We just returned from a seven-day cruise for 800 attendees, where we performed each evening plus three afternoons: That’s 10 different themes! These included theater-style revues, a “Dancing With the Stars” theme, Classic Rock, Country & Western, Dueling Pianos, and more. We created entertainment experiences that were fun to watch, as well as interactive and fun to dance along with. As each evening approached, there was great anticipation for the next theme. And as the week continued, guests requested their favorites from each era and style. They really became engaged—a few even jammed with the band! The cost, averaged over the week, came out to about the cost of a cocktail per guest per show.

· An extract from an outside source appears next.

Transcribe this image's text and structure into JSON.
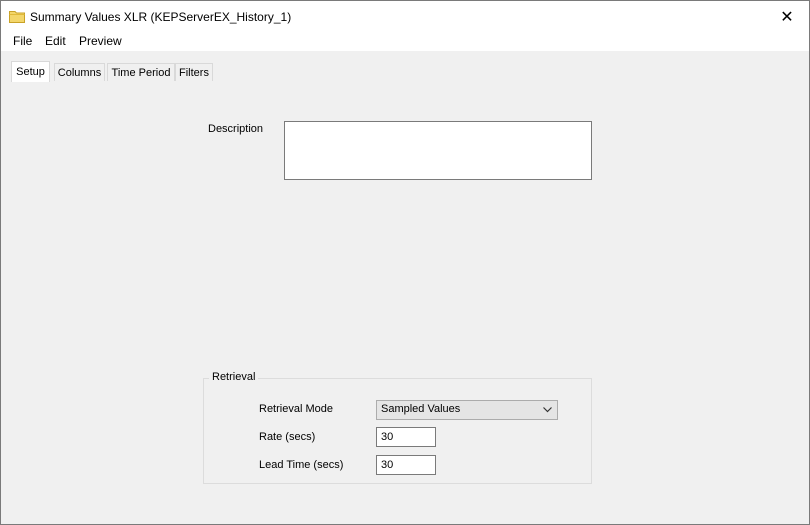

A few things to keep in mind:

  • Work with your cruise rep to negotiate reduced fees for additional rooms for the talent you bring on board.
  • Most ships carry decent sound and lighting equipment, as well as a crew to assist with setting it up or moving it to different venues. This should not be an additional cost to you.
  • Another option is to create an entertainment package with a combination of the onboard talent and your own artists or band. Cruise ships are flush with talent for Broadway-style revues and lounge-type jazz trios. What is less common—and what you might want to consider bringing with you—is a solid, high-energy, rock-and-roll dance band. There are great options in or near most U.S.–based departure cities.
  • Bringing in a headliner artist or act for one night will give you the “wow” factor, though you will have to coordinate talent arrivals and departures with the ship’s scheduled ports of call.
  • The cost for a three-day or five-day cruise will average out to a bit more per show when you factor in travel, sleeping rooms, and F&B for the additional talent.
  • The bottom line: Ships have entertainment. But when you create a higher level of customized shows for your top qualifiers, you’re rewarding them with unique experiences they will long remember.